In 24 hours the price rose more than 6% and within three days had risen more than 17% to US$2.67/lb. This was impressive considering prices averaged US$2.14/lb in Q3 and reached levels not seen since June 2015.

Whilst we were seeing signs of improvement in Q3, these gains were relatively modest. Markets remained relatively well stocked and signs out of China indicated that imports remained subdued and still somewhat reliant on government stimulus measures.

However, this all changed after Trump´s election win. The US is the second largest individual consumer of copper behind China and thus whilst the US alone is unlikely to significantly alter global demand, expectations are that there will be more consumption from the western world.

During his campaign, president elect Trump pledged to stimulate the economy, create jobs and bring new life to declining industries. He promised to spend massively on infrastructure, transportation and telecommunications. Copper is used intensively in all of these industries.

This is good news for miners who have gone through difficult times and have had to carefully manage their cash flows. Unfortunately, in my opinion, the price increase will be short lived. The market should level out in the short term and whilst there will be some tightening by 2018, the expectation continues to be that the market won’t return to a deficit position until 2019.

Price outlook

The long-term downward trend of the London Metal Exchange (LME) copper prices started to flatten out during 2016. In Q2 2016, the LME prices averaged US$2.11/lb, about 6 percent lower than the previous quarter (Q1 2016); while prices averaged US$2.14/lb in Q3 2016 — about 2 percent higher from Q2 2016. However, y-o-y prices declined by 20 percent in Q2 2016 and about 9 percent in Q3 2016.

Copper prices have mostly fluctuated between US$2.0 and US$2.1/lb in 2016, remaining close to seven year lows. The fall in copper prices has been a result of sluggish consumption growth and increased production activity. In Europe, consumption remains 25 per cent lower than 2006 levels, owing to lower industrial production. Meanwhile, production declines in Chile — the world’s largest producer — have been entirely offset by increasing supply from Peru and other regions such as Asia.

Over 2016–2019, prices are expected to increase at a Compound Annual Growth Rate (CAGR) of 6 percent, to reach US$2.67/lb in 2019 from an average price of US$2.21/lb in 2016, driven by stronger economic growth in emerging countries and overall recovery in consumption levels.

China copper imports and LME copper prices, April 2014 – September 2016

Sources: “Import & Export commodities by industry”, China Custom Statistics, HKTDC Research, accessed October 2016; IMF Primary Commodity Prices, International Monetary Fund, accessed October 2016; China Imports and Exports of Copper and Aluminum in March 2016, Shanghai Metals Market; accessed October 2016; KPMG Analysis.

China's Q2 2016 and Q3 2016 imports also saw a steeper fall than forecast, which indicated slow demand and unattractive arbitrage over the period.
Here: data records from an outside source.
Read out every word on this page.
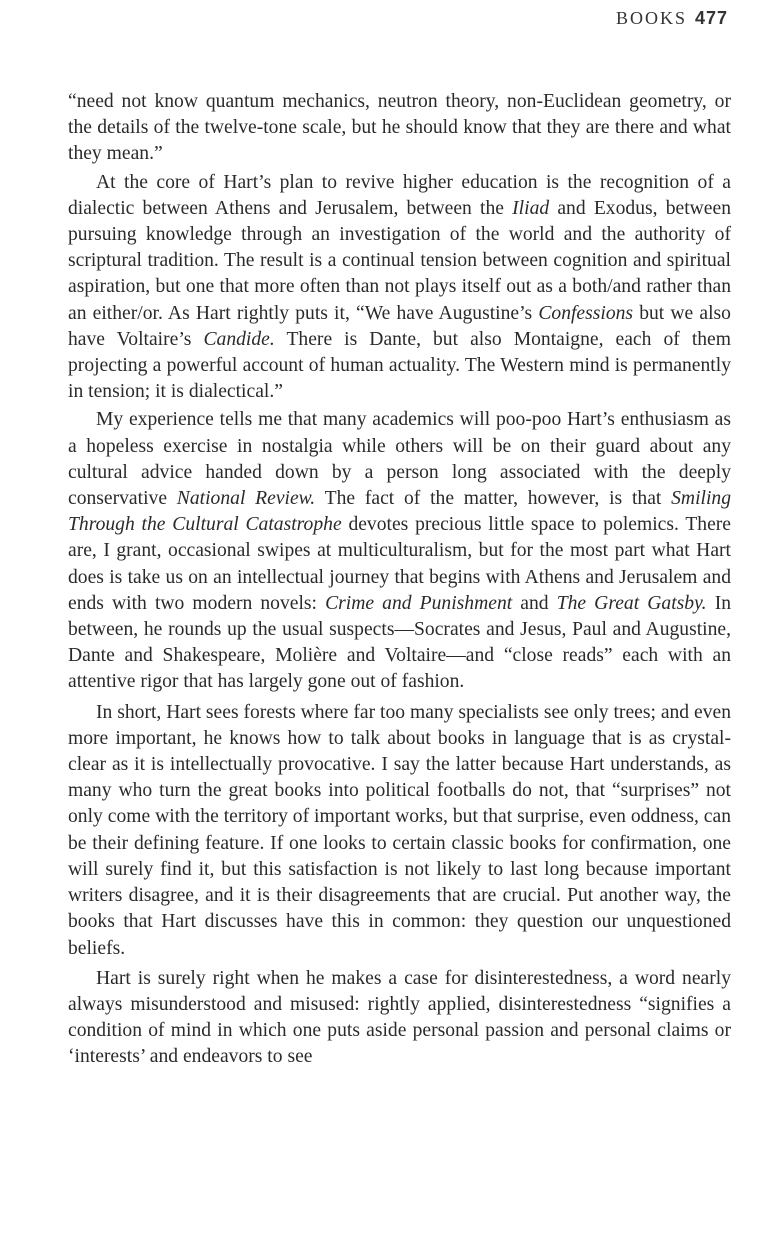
BOOKS 477

“need not know quantum mechanics, neutron theory, non-Euclidean geometry, or the details of the twelve-tone scale, but he should know that they are there and what they mean.”

At the core of Hart’s plan to revive higher education is the recognition of a dialectic between Athens and Jerusalem, between the Iliad and Exodus, between pursuing knowledge through an investigation of the world and the authority of scriptural tradition. The result is a continual tension between cognition and spiritual aspiration, but one that more often than not plays itself out as a both/and rather than an either/or. As Hart rightly puts it, “We have Augustine’s Confessions but we also have Voltaire’s Candide. There is Dante, but also Montaigne, each of them projecting a powerful account of human actuality. The Western mind is permanently in tension; it is dialectical.”

My experience tells me that many academics will poo-poo Hart’s enthusiasm as a hopeless exercise in nostalgia while others will be on their guard about any cultural advice handed down by a person long associated with the deeply conservative National Review. The fact of the matter, however, is that Smiling Through the Cultural Catastrophe devotes precious little space to polemics. There are, I grant, occasional swipes at multiculturalism, but for the most part what Hart does is take us on an intellectual journey that begins with Athens and Jerusalem and ends with two modern novels: Crime and Punishment and The Great Gatsby. In between, he rounds up the usual suspects—Socrates and Jesus, Paul and Augustine, Dante and Shakespeare, Molière and Voltaire—and “close reads” each with an attentive rigor that has largely gone out of fashion.

In short, Hart sees forests where far too many specialists see only trees; and even more important, he knows how to talk about books in language that is as crystal-clear as it is intellectually provocative. I say the latter because Hart understands, as many who turn the great books into political footballs do not, that “surprises” not only come with the territory of important works, but that surprise, even oddness, can be their defining feature. If one looks to certain classic books for confirmation, one will surely find it, but this satisfaction is not likely to last long because important writers disagree, and it is their disagreements that are crucial. Put another way, the books that Hart discusses have this in common: they question our unquestioned beliefs.

Hart is surely right when he makes a case for disinterestedness, a word nearly always misunderstood and misused: rightly applied, disinterestedness “signifies a condition of mind in which one puts aside personal passion and personal claims or ‘interests’ and endeavors to see
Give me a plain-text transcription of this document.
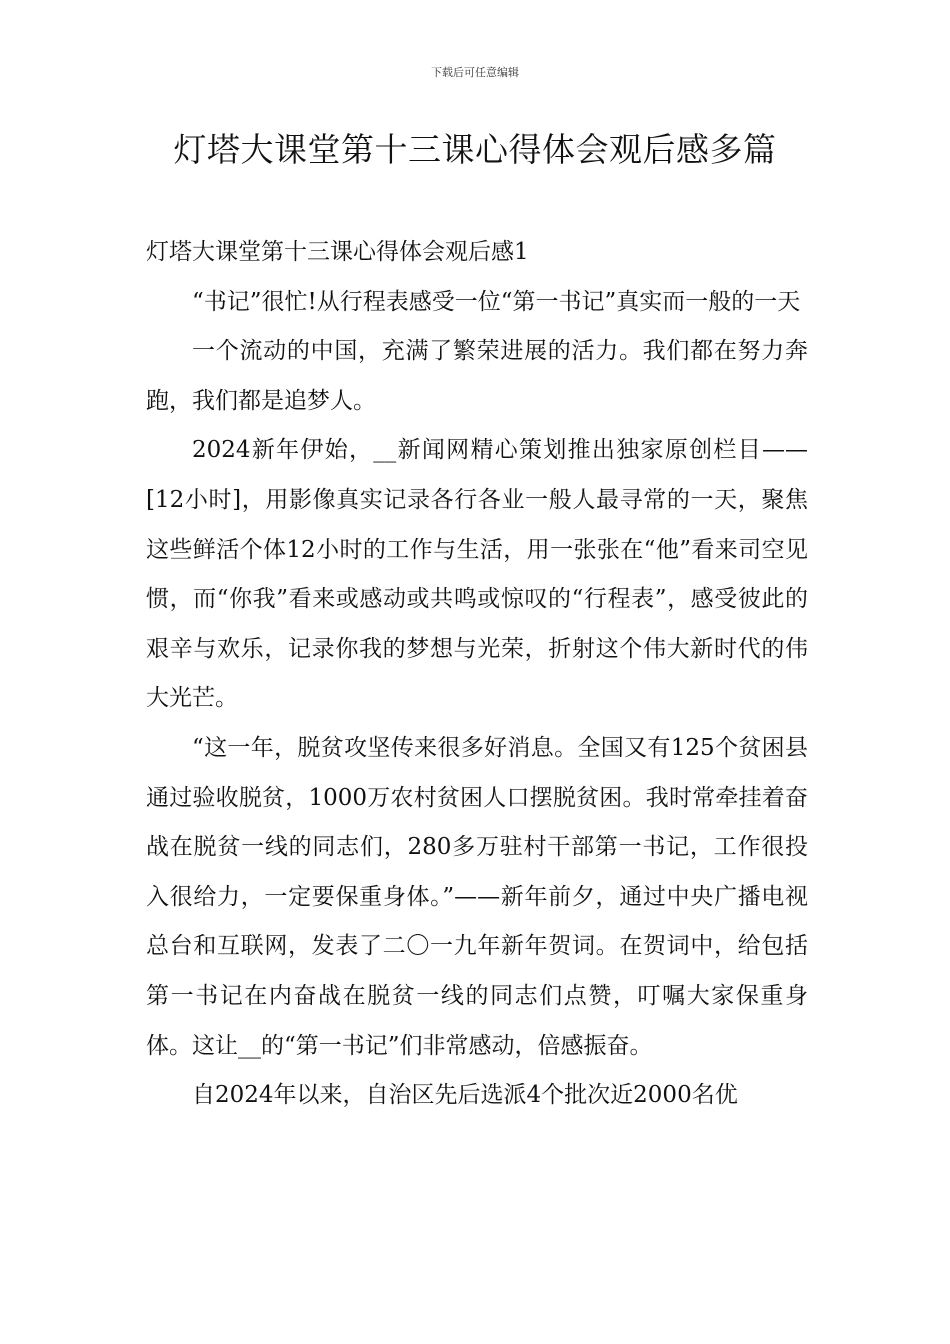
下载后可任意编辑
灯塔大课堂第十三课心得体会观后感多篇

灯塔大课堂第十三课心得体会观后感1

“书记”很忙!从行程表感受一位“第一书记”真实而一般的一天

一个流动的中国，充满了繁荣进展的活力。我们都在努力奔跑，我们都是追梦人。

2024新年伊始，__新闻网精心策划推出独家原创栏目——[12小时]，用影像真实记录各行各业一般人最寻常的一天，聚焦这些鲜活个体12小时的工作与生活，用一张张在“他”看来司空见惯，而“你我”看来或感动或共鸣或惊叹的“行程表”，感受彼此的艰辛与欢乐，记录你我的梦想与光荣，折射这个伟大新时代的伟大光芒。

“这一年，脱贫攻坚传来很多好消息。全国又有125个贫困县通过验收脱贫，1000万农村贫困人口摆脱贫困。我时常牵挂着奋战在脱贫一线的同志们，280多万驻村干部第一书记，工作很投入很给力，一定要保重身体。”——新年前夕，通过中央广播电视总台和互联网，发表了二〇一九年新年贺词。在贺词中，给包括第一书记在内奋战在脱贫一线的同志们点赞，叮嘱大家保重身体。这让__的“第一书记”们非常感动，倍感振奋。

自2024年以来，自治区先后选派4个批次近2000名优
However, the decline was lower than the same period last year, indicating that China’s domestic demand was picking up.

Market balance and prices of refined copper, 2014 – 2019F

Source: Capital IQ, consensus prices, accessed October 2016; Gold and Copper Sector: Commodities and FX quarterly review, Credit Suisse, 14 October 2016; Resources and Energy Quarterly”, Bureau of Resources & Energy Economics (BREE), Australian Government, September quarter 2016, accessed October 2016; KPMG Analysis.

*Market balance represents the difference between the supply and demand for refined copper. A positive market balance indicates that the supply is more than the demand, whereas a negative market balance indicates demand exceeding supply. F stands for forecast data.

Supply and demand

Supply

  • Global mine production is expected to increase about 4.5 percent in 2016, to reach 20.1 million tons (Mt), from 19.2Mt in 2015. By 2017, production is expected to increase by about 3.0 percent to reach 20.6Mt. Over much of the past decade, copper producers received historically high prices, which encouraged investment and further increase in supply over the short term.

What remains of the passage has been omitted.